Simple lessons of 1,000 days of sobriety.
December 15th, 2016 was my 1,000th day in sobriety. Milestones are not my cup of tea and are things I usually shy away from. However, today I do feel a sense of great accomplishment. Today, I feel grateful to be sober. In my 1,000 days of recovery I have learned more than I realized I could. Lessons on life and love that have exceeded any dreams I used to fantasize I could achieve. But as this day comes to a close, it is that I am sober for today that is my greatest lesson.
So, how did you do it?
I have come to know that the promises of a better life do come true. Consequently, they do sometimes come more slowly than we alcoholics care for them to. I have learned lessons of great faith and patience. I have learned that it does work if you work it. My family relationships have been restored. I have found a true understanding of real love. Miracles have developed right in front of my eyes in reuniting with my daughter. My profession, my finances, my life are full and running over in abundance. So the question is, “How did you do it”?

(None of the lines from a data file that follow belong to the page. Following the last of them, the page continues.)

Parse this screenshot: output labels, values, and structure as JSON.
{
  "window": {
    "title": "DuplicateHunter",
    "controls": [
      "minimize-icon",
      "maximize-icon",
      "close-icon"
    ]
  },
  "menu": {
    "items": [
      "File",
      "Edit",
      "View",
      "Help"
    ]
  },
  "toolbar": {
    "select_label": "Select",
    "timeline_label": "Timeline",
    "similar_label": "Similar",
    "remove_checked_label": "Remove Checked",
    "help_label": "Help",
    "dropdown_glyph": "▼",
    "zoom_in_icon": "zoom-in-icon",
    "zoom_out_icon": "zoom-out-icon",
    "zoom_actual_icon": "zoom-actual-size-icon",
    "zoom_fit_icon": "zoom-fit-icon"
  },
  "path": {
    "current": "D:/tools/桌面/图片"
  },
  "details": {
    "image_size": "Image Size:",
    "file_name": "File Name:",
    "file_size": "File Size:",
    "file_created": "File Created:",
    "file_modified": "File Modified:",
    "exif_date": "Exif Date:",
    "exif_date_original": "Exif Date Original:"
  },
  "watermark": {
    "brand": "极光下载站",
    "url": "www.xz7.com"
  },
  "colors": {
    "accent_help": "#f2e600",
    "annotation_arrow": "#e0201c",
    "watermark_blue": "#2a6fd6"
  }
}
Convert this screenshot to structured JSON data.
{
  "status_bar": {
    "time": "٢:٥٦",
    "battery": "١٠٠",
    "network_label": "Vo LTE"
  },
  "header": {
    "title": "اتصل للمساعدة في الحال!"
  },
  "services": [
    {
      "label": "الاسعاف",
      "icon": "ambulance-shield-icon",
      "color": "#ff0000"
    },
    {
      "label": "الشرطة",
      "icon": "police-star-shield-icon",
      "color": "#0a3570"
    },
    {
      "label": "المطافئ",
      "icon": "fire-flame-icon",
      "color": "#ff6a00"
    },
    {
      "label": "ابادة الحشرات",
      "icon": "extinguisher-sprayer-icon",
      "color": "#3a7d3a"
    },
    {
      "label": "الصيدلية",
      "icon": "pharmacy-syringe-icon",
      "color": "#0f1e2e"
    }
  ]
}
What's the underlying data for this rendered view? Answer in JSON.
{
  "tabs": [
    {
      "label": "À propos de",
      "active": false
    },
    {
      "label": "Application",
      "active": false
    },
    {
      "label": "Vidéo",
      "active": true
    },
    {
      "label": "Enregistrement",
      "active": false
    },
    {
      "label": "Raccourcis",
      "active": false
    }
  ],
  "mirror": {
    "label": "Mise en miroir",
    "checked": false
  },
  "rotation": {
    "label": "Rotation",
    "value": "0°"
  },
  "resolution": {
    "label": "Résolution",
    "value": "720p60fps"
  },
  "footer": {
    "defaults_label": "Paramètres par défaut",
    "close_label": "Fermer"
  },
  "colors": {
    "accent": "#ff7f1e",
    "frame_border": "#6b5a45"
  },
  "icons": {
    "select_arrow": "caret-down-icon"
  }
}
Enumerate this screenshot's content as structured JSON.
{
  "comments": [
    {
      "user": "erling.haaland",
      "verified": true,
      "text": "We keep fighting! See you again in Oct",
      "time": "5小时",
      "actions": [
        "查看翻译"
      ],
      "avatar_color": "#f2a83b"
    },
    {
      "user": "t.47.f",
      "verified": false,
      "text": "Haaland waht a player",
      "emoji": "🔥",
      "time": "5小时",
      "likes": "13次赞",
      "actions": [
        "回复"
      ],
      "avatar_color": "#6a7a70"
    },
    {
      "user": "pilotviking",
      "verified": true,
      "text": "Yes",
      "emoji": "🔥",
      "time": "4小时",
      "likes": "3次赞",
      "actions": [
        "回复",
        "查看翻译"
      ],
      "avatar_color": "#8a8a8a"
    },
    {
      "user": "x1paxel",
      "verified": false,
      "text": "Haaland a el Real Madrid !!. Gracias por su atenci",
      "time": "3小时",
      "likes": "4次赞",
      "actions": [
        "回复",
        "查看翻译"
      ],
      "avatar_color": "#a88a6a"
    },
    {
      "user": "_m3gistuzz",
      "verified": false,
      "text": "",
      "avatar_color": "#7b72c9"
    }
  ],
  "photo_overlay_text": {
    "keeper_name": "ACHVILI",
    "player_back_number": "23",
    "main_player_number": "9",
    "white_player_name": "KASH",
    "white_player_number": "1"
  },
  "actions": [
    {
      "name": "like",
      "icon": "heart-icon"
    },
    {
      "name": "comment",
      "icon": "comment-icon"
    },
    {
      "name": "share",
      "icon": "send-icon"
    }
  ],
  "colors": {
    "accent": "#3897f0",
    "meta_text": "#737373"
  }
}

Keep it simple stupid……REALLY!
Keeping it simple in sobriety is important. It is easy for any addictive personality to over think things and let their minds take them down a slippery slope. Keep it simple stupid, was a phrase that I am thankful to have latched on to. In the theme of simplicity I will spell out for you what has kept my house built upon solid rock. A house that I am still building with a foundation laid one day at a time.
- Spirituality – God has been my greatest ally in my fight for sobriety. Developing a relationship with Him as I understand Him was vital. My daily reading in His word has been an indispensable weapon. Adding in meditation and prayer each morning along with becoming involved in my church has given me the opportunity for a rock solid foundation. Giving up control and finally surrendering my will to God allowed Him to step in and transform my life. Alone I failed, with Him I always win, ALWAYS.
- Acceptance – My go to read in the Big Book of Alcoholics Anonymous was the 2nd paragraph on pg. 417 about acceptance. It truly is the answer to all of my problems today. Once I got out of my own head, out of my own way I could begin to really look at the things for what they were. I could accept them and focus on how I could make it better. I no longer would fixate on the wrongs of others as my undoing. Instead, I could own my life, my past, present, and future.
- People, Places, and Things – I hate to sound cliché but there is great truth in it. Why do you think it so widely used, not a coincidence. It is the one thing I always hated to hear in rehab and in early sobriety. A sponsor once told me, “You go to the barber long enough you will get a haircut”. To make it simple I always refer to it like this. It comes down to who you’re with and where you’re at. Be with the right people and in the right places.
It really is simple, don’t believe the booze and its lies.
So why am I telling you all this. My hope is that what I endured as an alcoholic helps someone else avoid the misery I drank myself into. It seems so dark, so lonely, so hopeless when you are in the grips of addiction. You can literally feel death breathing down your neck. We cannot see or begin to realize that the answer, the light, the way out of our prison of drugs and booze is so simple. However, if I can bring that light to just one then I am fulfilling a life of purpose. Life is still life, but the lessons of sobriety have taught me how to really live it.
The lesson of one day at a time.
If you are reading this and know the darkness that comes from addiction, or know someone who is battling addiction, reach out for help. It may seem overwhelming or unattainable but it really is within the reach of simplicity. Find your spirituality, learn and practice acceptance, and be aware of who you are with and where you are at. The most important lesson, though, I saved for last. It is so simple that it took me over a year of being sober to grasp. Do the three things above but focus on doing them ONE DAY AT A TIME! Of all the lessons I have learned in my 1,000 days of sobriety, the most important one is, that I am sober for today.